Wednesday, January 9, 2013

Publisher of the Year: Tin House Books

As I said in my review of Alexis M. Smith's Glaciers, "Sometimes you find the book, and sometimes the book finds you."  Such was the case for me this year with both Glaciers and its publisher, Tin House Books.  The happiest surprises in my life are the literary ones--moments like discovering the joyous poetry of Billy Collins while I was mired in self-pity during my year in Baghdad, reading the first paragraph of Flannery O'Connor's The Violent Bear It Away, the librarian handing me my first library card which was like opening a Narnian wardrobe door and finding a glittering Emerald City populated by the likes of Nancy Drew and Laura Ingalls Wilder.

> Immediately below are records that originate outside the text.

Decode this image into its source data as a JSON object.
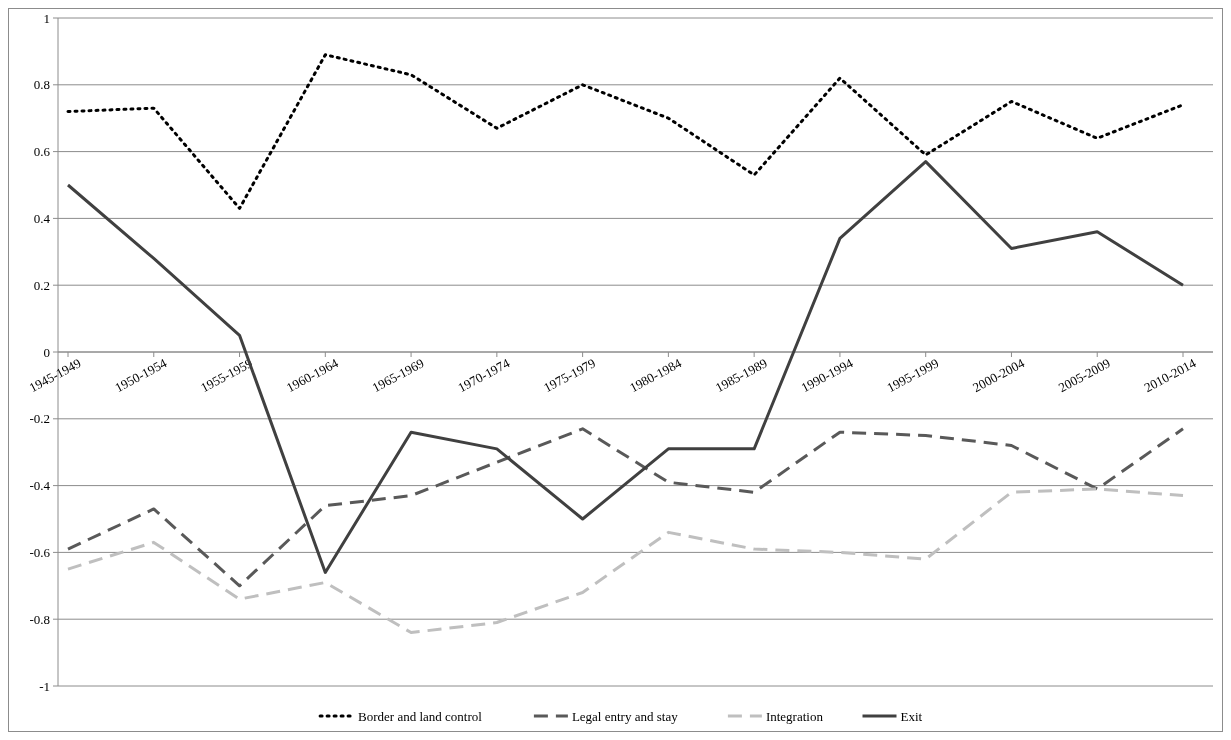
{
  "chart_data": {
    "type": "line",
    "categories": [
      "1945-1949",
      "1950-1954",
      "1955-1959",
      "1960-1964",
      "1965-1969",
      "1970-1974",
      "1975-1979",
      "1980-1984",
      "1985-1989",
      "1990-1994",
      "1995-1999",
      "2000-2004",
      "2005-2009",
      "2010-2014"
    ],
    "series": [
      {
        "name": "Border and land control",
        "color": "#000000",
        "line_style": "dotted",
        "values": [
          0.72,
          0.73,
          0.43,
          0.89,
          0.83,
          0.67,
          0.8,
          0.7,
          0.53,
          0.82,
          0.59,
          0.75,
          0.64,
          0.74
        ]
      },
      {
        "name": "Legal entry and stay",
        "color": "#595959",
        "line_style": "dashed",
        "values": [
          -0.59,
          -0.47,
          -0.7,
          -0.46,
          -0.43,
          -0.33,
          -0.23,
          -0.39,
          -0.42,
          -0.24,
          -0.25,
          -0.28,
          -0.41,
          -0.23
        ]
      },
      {
        "name": "Integration",
        "color": "#bfbfbf",
        "line_style": "dashed",
        "values": [
          -0.65,
          -0.57,
          -0.74,
          -0.69,
          -0.84,
          -0.81,
          -0.72,
          -0.54,
          -0.59,
          -0.6,
          -0.62,
          -0.42,
          -0.41,
          -0.43
        ]
      },
      {
        "name": "Exit",
        "color": "#404040",
        "line_style": "solid",
        "values": [
          0.5,
          0.28,
          0.05,
          -0.66,
          -0.24,
          -0.29,
          -0.5,
          -0.29,
          -0.29,
          0.34,
          0.57,
          0.31,
          0.36,
          0.2
        ]
      }
    ],
    "ylim": [
      -1,
      1
    ],
    "yticks": [
      -1,
      -0.8,
      -0.6,
      -0.4,
      -0.2,
      0,
      0.2,
      0.4,
      0.6,
      0.8,
      1
    ],
    "grid": "y",
    "legend": "bottom",
    "marker": "none"
  }
}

So it was with Tin House Books, starting with that night  I walked into the Barnes and Noble in Bozeman, Montana "just to get a latte" and wound up having a "meet cute" moment with Glaciers.  I picked the slim, pretty paperback (oo la la, those French flaps! those deckle-edge pages!) off the new release table and read the first sentence ("Isabel often thinks of Amsterdam, though she has never been there, and probably will never go") and brother, I was hooked.  Line and sinker.

When I turned over Glaciers and looked at the back cover, I was surprised to see the Tin House logo there at the bottom.  Tin House?  Didn't they just publish a literary journal (albeit an outstanding literary journal)?  And now they were branching out with their own book imprint?  Little did I know, I already had some Tin House titles in my library (including November 22, 1963 by Adam Braver and Call it What You Want by Keith Lee Morris) and had at least another on my wishlist (Leni Zumas' The Listeners--based, if nothing else, on its outstanding cover design).

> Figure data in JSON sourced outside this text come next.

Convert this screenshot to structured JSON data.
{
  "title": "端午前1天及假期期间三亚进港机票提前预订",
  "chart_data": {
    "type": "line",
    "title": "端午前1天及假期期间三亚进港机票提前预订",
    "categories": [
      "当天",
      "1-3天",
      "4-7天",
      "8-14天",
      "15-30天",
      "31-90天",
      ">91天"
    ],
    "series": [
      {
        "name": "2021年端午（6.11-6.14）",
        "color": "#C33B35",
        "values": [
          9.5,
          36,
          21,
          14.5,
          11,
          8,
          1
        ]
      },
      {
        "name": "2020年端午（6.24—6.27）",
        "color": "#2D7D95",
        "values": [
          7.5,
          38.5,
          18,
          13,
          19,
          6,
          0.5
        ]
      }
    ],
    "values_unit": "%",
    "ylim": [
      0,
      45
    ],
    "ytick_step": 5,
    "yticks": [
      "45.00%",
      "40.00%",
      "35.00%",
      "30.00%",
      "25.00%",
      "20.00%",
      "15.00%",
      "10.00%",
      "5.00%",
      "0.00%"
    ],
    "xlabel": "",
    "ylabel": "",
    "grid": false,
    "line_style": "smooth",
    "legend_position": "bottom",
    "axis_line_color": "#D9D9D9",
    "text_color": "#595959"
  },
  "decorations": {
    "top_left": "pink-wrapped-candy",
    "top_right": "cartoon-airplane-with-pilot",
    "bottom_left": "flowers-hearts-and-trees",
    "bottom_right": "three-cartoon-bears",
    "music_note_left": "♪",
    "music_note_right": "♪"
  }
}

Tin House has been turning out its own books since 2005 (it was previously an imprint of Bloomsbury for three years), quietly filling the literary landscape with beauties like Mentor: A Memoir by Tom Grimes, Mosquito: Poems by Alex Lemon and The Entire Predicament by Lucy Corin.  They're also the publishers of two grand graphic-novel experiences: Pictures Showing What Happens on Each Page of Thomas Pynchon's Novel Gravity's Rainbow by Zak Smith and Moby-Dick in Pictures: One Drawing for Every Page by Matt Kish.

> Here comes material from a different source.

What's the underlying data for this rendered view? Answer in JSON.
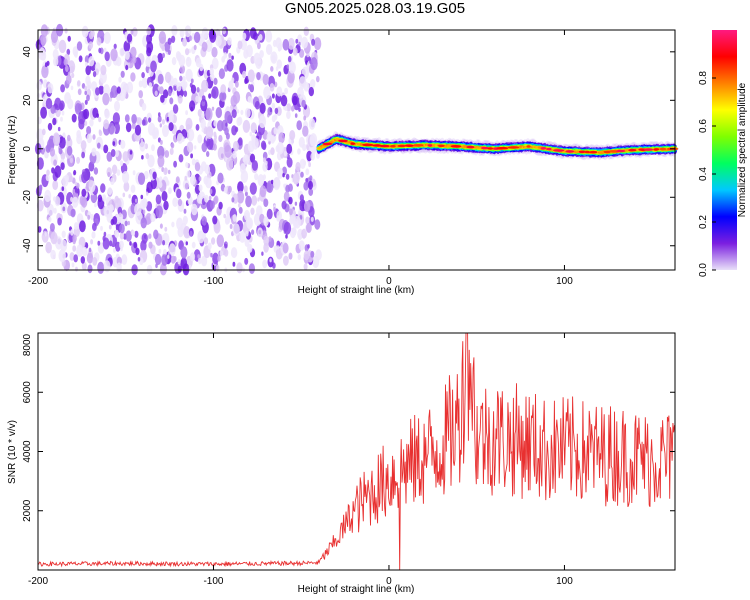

Where had I been?  How could I have not paid attention to a publisher that brought books like these into existence?  If I was more of a religious man prone to being struck by light-bursting visions from heaven, I probably would have fallen to my knees right there in Barnes and Noble, Glaciers glowing hot and bright in my hands, reveling in the revelation.  Instead, I calmly ordered my latte and paid for Smith's debut novel.  I try not to make a big deal out of life-changing events when they happen.

Since Glaciers, I've gone on to read Wire to Wire by Scott Sparling and Misfit by Adam Braver--both on my forthcoming Best Books of 2012 list--and have a third Tin House Book, What Happened to Sophie Wilder by Christopher Beha, firmly lodged near the top of the 2013 To-Be-Read pile.  For this reason, and for the fact that they put so much smart and creative energy into packaging their books, I'm naming Tin House Books my favorite Publisher of the Year, a dubious honor without compensation, trophy or paper certificate--only my priceless gratitude for enhancing the 2012 reading year.

Other new and forthcoming releases from Tin House Books which I'm really looking forward to reading include Me and Mr. Booker by Cory Taylor, American Dream Machine by Matthew Specktor, and The Celestials by Karen Shepard.

If you're like the Early-2012 Me, a reader who's never heard of Tin House Books, then don't wait for some miraculous, church-revival bookstore experience to come up and smack you in the face.  Discover Tin House for yourself now.  I guarantee you'll be singing its gospel in no time flat.


  1. Smart choice. Tin House publishes some great stuff. I loved GLACIERS. I would love to read more books like that one.

  2. I agree! I loved Glaciers and What Happened to Sophie Wilder. I have been trying to add some other Tin House titles to my list. I think Asta in the Wings is one that I've recently added.